眉間にシワを寄せ、新宿駅東口辺りを歩いていると、大学生くらいの男の子に声をかけられました。
「三浦マイルドさん、僕、霜降り明星のオールナイトニッポンを毎週聞いてて、三浦マイルドさんのゲスト回、凄く面白かったです!」

そう言われて、私から出た言葉は

「霜降り明星の事、よろしく頼みますよ」
でした。

これは、竜二の名シーンで
組事務所で、ヤクザを辞めて堅気になる事を兄弟分達に伝えた後に、竜二が放った台詞

「ナオとヒロシ(竜二の舎弟)の事は恥かかせないようによろしく頼んますよ。でないと竜二はいつだって戻ってくるぜ」

に影響されたものです。

言われた大学生はポカンとしておりました。

私に頼まれなくても、霜降りの二人は充分よろしくやってますからね。

今、思い返すととても恥ずかしいです。

興奮冷めやらぬ私は、その勢いで母親に電話をしました。

東京から広島の実家に帰ると決めた事を、まだ伝えてなかったので、この機会に伝えようと思ったのです。

竜二でも、ヤクザを辞めた事を妻に電話で伝えるシーンがあります。

「堅気になってやったよ、、」と。

普段、母は耳が遠いせいか、電話しても中々繋がらないのですが、その時は直ぐに繋がりました。

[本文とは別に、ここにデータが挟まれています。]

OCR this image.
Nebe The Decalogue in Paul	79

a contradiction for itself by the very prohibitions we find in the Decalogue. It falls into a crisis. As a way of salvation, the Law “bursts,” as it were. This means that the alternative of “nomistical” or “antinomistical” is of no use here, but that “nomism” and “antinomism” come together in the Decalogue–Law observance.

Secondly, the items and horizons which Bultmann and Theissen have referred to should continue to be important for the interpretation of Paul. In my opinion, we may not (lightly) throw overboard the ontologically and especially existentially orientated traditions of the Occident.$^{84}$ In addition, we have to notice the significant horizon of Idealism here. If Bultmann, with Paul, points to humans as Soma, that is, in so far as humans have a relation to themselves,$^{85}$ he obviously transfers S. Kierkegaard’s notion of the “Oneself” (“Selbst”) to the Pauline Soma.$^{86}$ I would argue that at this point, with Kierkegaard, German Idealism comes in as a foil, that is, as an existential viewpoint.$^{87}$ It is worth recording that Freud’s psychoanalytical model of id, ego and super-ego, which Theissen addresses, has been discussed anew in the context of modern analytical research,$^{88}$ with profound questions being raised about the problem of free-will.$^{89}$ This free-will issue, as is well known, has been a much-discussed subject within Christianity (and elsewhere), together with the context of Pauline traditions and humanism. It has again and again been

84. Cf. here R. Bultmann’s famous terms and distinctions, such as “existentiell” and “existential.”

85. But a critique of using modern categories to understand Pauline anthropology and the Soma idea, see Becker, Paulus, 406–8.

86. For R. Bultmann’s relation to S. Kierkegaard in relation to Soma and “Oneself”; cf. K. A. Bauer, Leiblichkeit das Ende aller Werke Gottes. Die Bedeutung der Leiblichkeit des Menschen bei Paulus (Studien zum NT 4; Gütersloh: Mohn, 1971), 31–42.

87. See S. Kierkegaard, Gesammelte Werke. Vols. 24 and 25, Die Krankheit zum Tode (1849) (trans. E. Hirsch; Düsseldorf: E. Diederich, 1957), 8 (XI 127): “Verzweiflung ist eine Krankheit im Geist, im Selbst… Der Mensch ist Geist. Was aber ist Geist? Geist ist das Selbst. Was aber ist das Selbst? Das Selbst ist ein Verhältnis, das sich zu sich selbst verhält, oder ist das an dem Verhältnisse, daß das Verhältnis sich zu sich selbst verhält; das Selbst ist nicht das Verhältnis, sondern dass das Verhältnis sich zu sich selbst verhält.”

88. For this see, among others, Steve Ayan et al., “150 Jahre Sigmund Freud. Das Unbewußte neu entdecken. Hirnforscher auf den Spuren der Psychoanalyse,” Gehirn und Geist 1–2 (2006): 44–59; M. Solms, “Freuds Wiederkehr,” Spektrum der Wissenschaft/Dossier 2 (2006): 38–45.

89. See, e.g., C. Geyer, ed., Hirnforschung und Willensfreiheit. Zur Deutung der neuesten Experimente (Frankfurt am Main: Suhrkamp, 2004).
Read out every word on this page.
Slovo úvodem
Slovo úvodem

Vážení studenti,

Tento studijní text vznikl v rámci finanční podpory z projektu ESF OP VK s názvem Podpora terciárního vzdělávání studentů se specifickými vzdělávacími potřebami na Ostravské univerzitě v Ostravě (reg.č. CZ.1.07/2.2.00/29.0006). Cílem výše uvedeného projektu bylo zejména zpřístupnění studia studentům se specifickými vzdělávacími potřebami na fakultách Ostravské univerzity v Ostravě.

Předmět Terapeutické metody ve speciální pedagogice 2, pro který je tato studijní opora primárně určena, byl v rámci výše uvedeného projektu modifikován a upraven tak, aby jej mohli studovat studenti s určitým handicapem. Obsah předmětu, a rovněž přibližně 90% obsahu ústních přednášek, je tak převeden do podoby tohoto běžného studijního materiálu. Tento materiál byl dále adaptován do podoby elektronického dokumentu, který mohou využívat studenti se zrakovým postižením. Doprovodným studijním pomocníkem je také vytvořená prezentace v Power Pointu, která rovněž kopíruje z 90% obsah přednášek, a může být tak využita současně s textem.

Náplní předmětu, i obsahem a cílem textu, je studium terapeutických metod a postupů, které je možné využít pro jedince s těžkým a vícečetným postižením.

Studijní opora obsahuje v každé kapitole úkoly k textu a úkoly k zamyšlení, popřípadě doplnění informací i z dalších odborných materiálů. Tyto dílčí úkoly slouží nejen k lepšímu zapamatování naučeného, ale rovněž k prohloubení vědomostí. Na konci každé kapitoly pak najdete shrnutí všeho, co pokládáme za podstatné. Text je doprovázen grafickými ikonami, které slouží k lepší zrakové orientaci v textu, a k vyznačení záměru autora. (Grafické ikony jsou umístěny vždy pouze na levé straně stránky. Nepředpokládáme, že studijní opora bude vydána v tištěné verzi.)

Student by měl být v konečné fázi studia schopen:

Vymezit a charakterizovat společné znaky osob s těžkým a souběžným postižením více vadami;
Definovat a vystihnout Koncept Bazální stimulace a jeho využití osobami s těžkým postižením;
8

「お母さん、わし、来年から東京の家を引き払って、広島に帰るけえ」

母は、うん、うん、と頷くだけでした。

それでも電話越しに喜んでいるのを僅かに感じれました。

新宿の雑踏の中で電話をして、映画のワンシーンみたいだなと酔いしれていたその時です。

核融合党という団体の街宣車が目の前を通りかかりました。

「かぁくぅゆうごうぎじゅつーはー、あぁあんぜぇんでぇええ、ぷるとぉにゅうむはぁああ」

独特な語り口調の街宣が爆音で鳴り響き、私の声を母が全く聞き取れなくなり、通話を断念しました。

頭の中では、主題歌「ララバイ」が流れていたのに、、

これもまた、新宿ならでは、東京ならではの話です。

時々ですが、島の海や山を見ながら、東京での出来事をしみじみと思い出すのです。